TB2 absorption peaks were stronger than TB1 peaks, plausibly due to a higher degree of phenol polymerization during (extended) fermentation. Cell viability was unaffected with increasing concentrations of MET or TB, indicating their non-cytotoxicity.

TB1 and TB2 increased glycogen content and the uptake and consumption of glucose; however, TB2 showed superior effects.

Cellular accumulation of lipids was inhibited upon TB treatment. TB reduced total cholesterol, triglycerides, and low-density lipoprotein but increased high-density lipoprotein. The effects of 150 μg/mL of TB2 were the same as 25 μg/mL of MET.

TB treatment increased superoxide dismutase, adenosine triphosphate (ATP), and glutathione levels and reduced mitochondrial ROS synthesis. TB2 was more potent in decreasing oxidative stress than TB1.

TB treatment improved enzymatic expression to promote glucose uptake and utilization. It promoted the phosphorylation of forkhead box O1 (FOXO1) and downregulated glucose-6-phosphatase (G6Pase) and phosphoenolpyruvate carboxykinase 1 (PEPCK1), inhibiting gluconeogenesis and decreasing glucose synthesis. The transcript levels of glucose transporters 2 (GLUT2) and 4 (GLUT4) increased upon TB treatment.

TB treatment significantly reduced transcript and protein levels of SREBP (sterol regulatory element-binding protein)-1C, glycerol 3 phosphate acyltransferase 1 (GPAT1), and fatty acid synthase (FASN) and increased the expression of acetyl CoA carboxylase (ACC).

The effects of TB2 on FASN and ACC were more significant than those of TB1. TB intervention downregulated SREBP-2C and 3-hydroxy 3-methylglutaryl CoA reductase (HMGCR), indicating that TB can inhibit cholesterol synthesis.
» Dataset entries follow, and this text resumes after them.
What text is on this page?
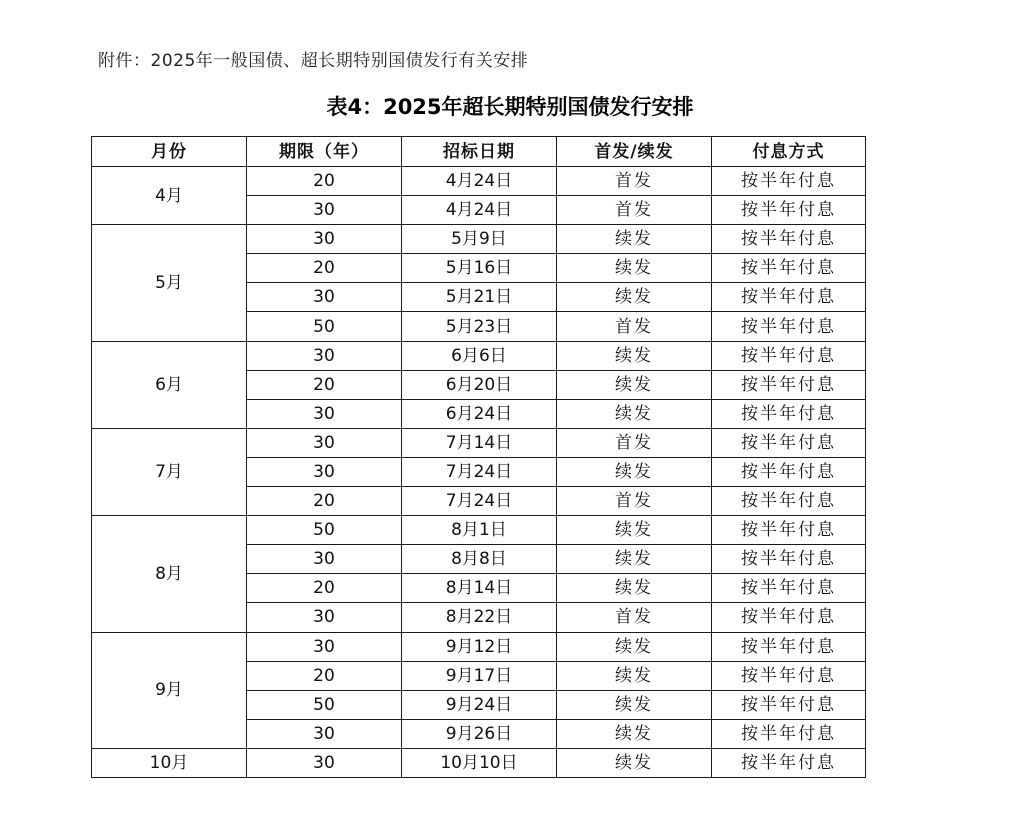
附件：2025年一般国债、超长期特别国债发行有关安排
表4：2025年超长期特别国债发行安排
月份	期限（年）	招标日期	首发/续发	付息方式
4月	20	4月24日	首发	按半年付息
	30	4月24日	首发	按半年付息
5月	30	5月9日	续发	按半年付息
	20	5月16日	续发	按半年付息
	30	5月21日	续发	按半年付息
	50	5月23日	首发	按半年付息
6月	30	6月6日	续发	按半年付息
	20	6月20日	续发	按半年付息
	30	6月24日	续发	按半年付息
7月	30	7月14日	首发	按半年付息
	30	7月24日	续发	按半年付息
	20	7月24日	首发	按半年付息
8月	50	8月1日	续发	按半年付息
	30	8月8日	续发	按半年付息
	20	8月14日	续发	按半年付息
	30	8月22日	首发	按半年付息
9月	30	9月12日	续发	按半年付息
	20	9月17日	续发	按半年付息
	50	9月24日	续发	按半年付息
	30	9月26日	续发	按半年付息
10月	30	10月10日	续发	按半年付息
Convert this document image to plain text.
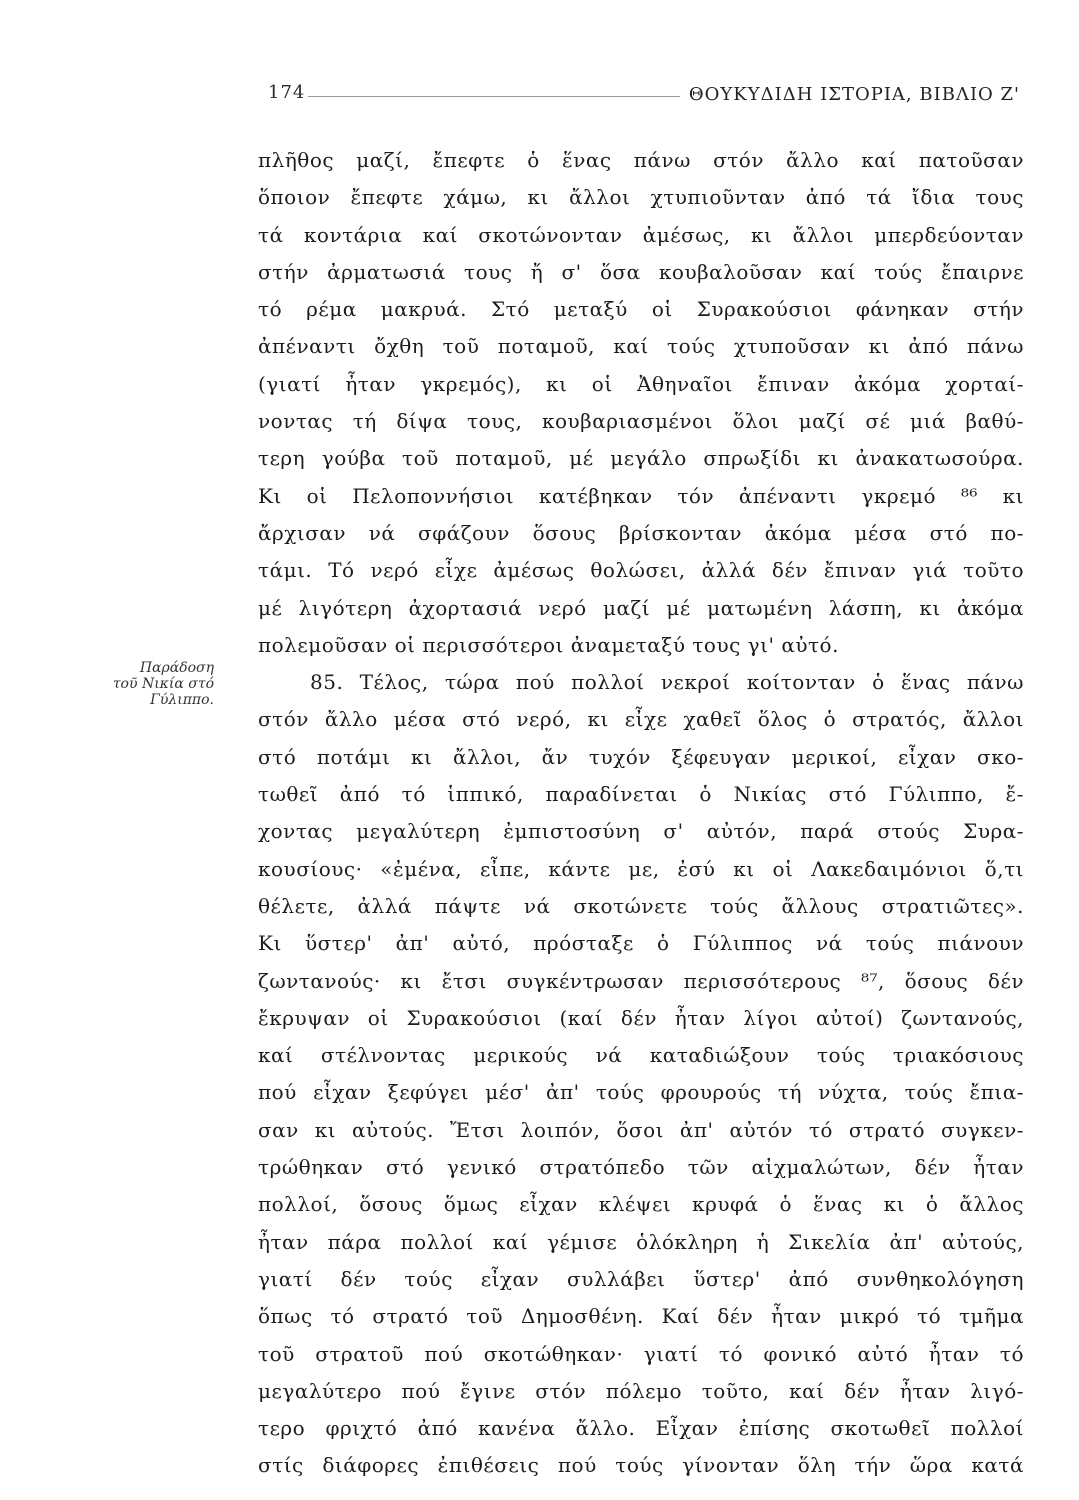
174	ΘΟΥΚΥΔΙΔΗ ΙΣΤΟΡΙΑ, ΒΙΒΛΙΟ Ζ'
Παράδοση
τοῦ Νικία στό
Γύλιππο.
πλῆθος μαζί, ἔπεφτε ὁ ἕνας πάνω στόν ἄλλο καί πατοῦσαν
ὅποιον ἔπεφτε χάμω, κι ἄλλοι χτυπιοῦνταν ἀπό τά ἴδια τους
τά κοντάρια καί σκοτώνονταν ἀμέσως, κι ἄλλοι μπερδεύονταν
στήν ἀρματωσιά τους ἤ σ' ὅσα κουβαλοῦσαν καί τούς ἔπαιρνε
τό ρέμα μακρυά. Στό μεταξύ οἱ Συρακούσιοι φάνηκαν στήν
ἀπέναντι ὄχθη τοῦ ποταμοῦ, καί τούς χτυποῦσαν κι ἀπό πάνω
(γιατί ἦταν γκρεμός), κι οἱ Ἀθηναῖοι ἔπιναν ἀκόμα χορταί-
νοντας τή δίψα τους, κουβαριασμένοι ὅλοι μαζί σέ μιά βαθύ-
τερη γούβα τοῦ ποταμοῦ, μέ μεγάλο σπρωξίδι κι ἀνακατωσούρα.
Κι οἱ Πελοποννήσιοι κατέβηκαν τόν ἀπέναντι γκρεμό ⁸⁶ κι
ἄρχισαν νά σφάζουν ὅσους βρίσκονταν ἀκόμα μέσα στό πο-
τάμι. Τό νερό εἶχε ἀμέσως θολώσει, ἀλλά δέν ἔπιναν γιά τοῦτο
μέ λιγότερη ἀχορτασιά νερό μαζί μέ ματωμένη λάσπη, κι ἀκόμα
πολεμοῦσαν οἱ περισσότεροι ἀναμεταξύ τους γι' αὐτό.
85. Τέλος, τώρα πού πολλοί νεκροί κοίτονταν ὁ ἕνας πάνω
στόν ἄλλο μέσα στό νερό, κι εἶχε χαθεῖ ὅλος ὁ στρατός, ἄλλοι
στό ποτάμι κι ἄλλοι, ἄν τυχόν ξέφευγαν μερικοί, εἶχαν σκο-
τωθεῖ ἀπό τό ἱππικό, παραδίνεται ὁ Νικίας στό Γύλιππο, ἔ-
χοντας μεγαλύτερη ἐμπιστοσύνη σ' αὐτόν, παρά στούς Συρα-
κουσίους· «ἐμένα, εἶπε, κάντε με, ἐσύ κι οἱ Λακεδαιμόνιοι ὅ,τι
θέλετε, ἀλλά πάψτε νά σκοτώνετε τούς ἄλλους στρατιῶτες».
Κι ὕστερ' ἀπ' αὐτό, πρόσταξε ὁ Γύλιππος νά τούς πιάνουν
ζωντανούς· κι ἔτσι συγκέντρωσαν περισσότερους ⁸⁷, ὅσους δέν
ἔκρυψαν οἱ Συρακούσιοι (καί δέν ἦταν λίγοι αὐτοί) ζωντανούς,
καί στέλνοντας μερικούς νά καταδιώξουν τούς τριακόσιους
πού εἶχαν ξεφύγει μέσ' ἀπ' τούς φρουρούς τή νύχτα, τούς ἔπια-
σαν κι αὐτούς. Ἔτσι λοιπόν, ὅσοι ἀπ' αὐτόν τό στρατό συγκεν-
τρώθηκαν στό γενικό στρατόπεδο τῶν αἰχμαλώτων, δέν ἦταν
πολλοί, ὅσους ὅμως εἶχαν κλέψει κρυφά ὁ ἕνας κι ὁ ἄλλος
ἦταν πάρα πολλοί καί γέμισε ὁλόκληρη ἡ Σικελία ἀπ' αὐτούς,
γιατί δέν τούς εἶχαν συλλάβει ὕστερ' ἀπό συνθηκολόγηση
ὅπως τό στρατό τοῦ Δημοσθένη. Καί δέν ἦταν μικρό τό τμῆμα
τοῦ στρατοῦ πού σκοτώθηκαν· γιατί τό φονικό αὐτό ἦταν τό
μεγαλύτερο πού ἔγινε στόν πόλεμο τοῦτο, καί δέν ἦταν λιγό-
τερο φριχτό ἀπό κανένα ἄλλο. Εἶχαν ἐπίσης σκοτωθεῖ πολλοί
στίς διάφορες ἐπιθέσεις πού τούς γίνονταν ὅλη τήν ὥρα κατά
The team noted increased levels of insulin receptor substrate (IRS)-1, phosphoinositide 3 kinase (PI3K), and protein kinase B (Akt) with TB interventions; this effect was more pronounced with TB2.

In cells treated with a PI3K inhibitor, PI3K phosphorylation was inhibited, and the expression of IRS-1 and Akt was suppressed. Moreover, the phosphorylation of two Akt substrates was blocked in the presence of the inhibitor.

Conclusions

Together, TB1 and TB2 modulated IR through IRS-1/PI3K/Akt pathway, regulating enzymes involved in glucose and lipid metabolism.

Moreover, TB treatment attenuated oxidative stress, with TB2 being more potent than TB1. TB2 also had a more favorable lipid-lowering and hypoglycemic effect than TB1, plausibly due to increased fermentation that enhanced the degree of oxidation and polyphenol polymerization.

Future clinical trials are necessary to establish TB2 as a potential candidate to mitigate the global burden of IR and T2D.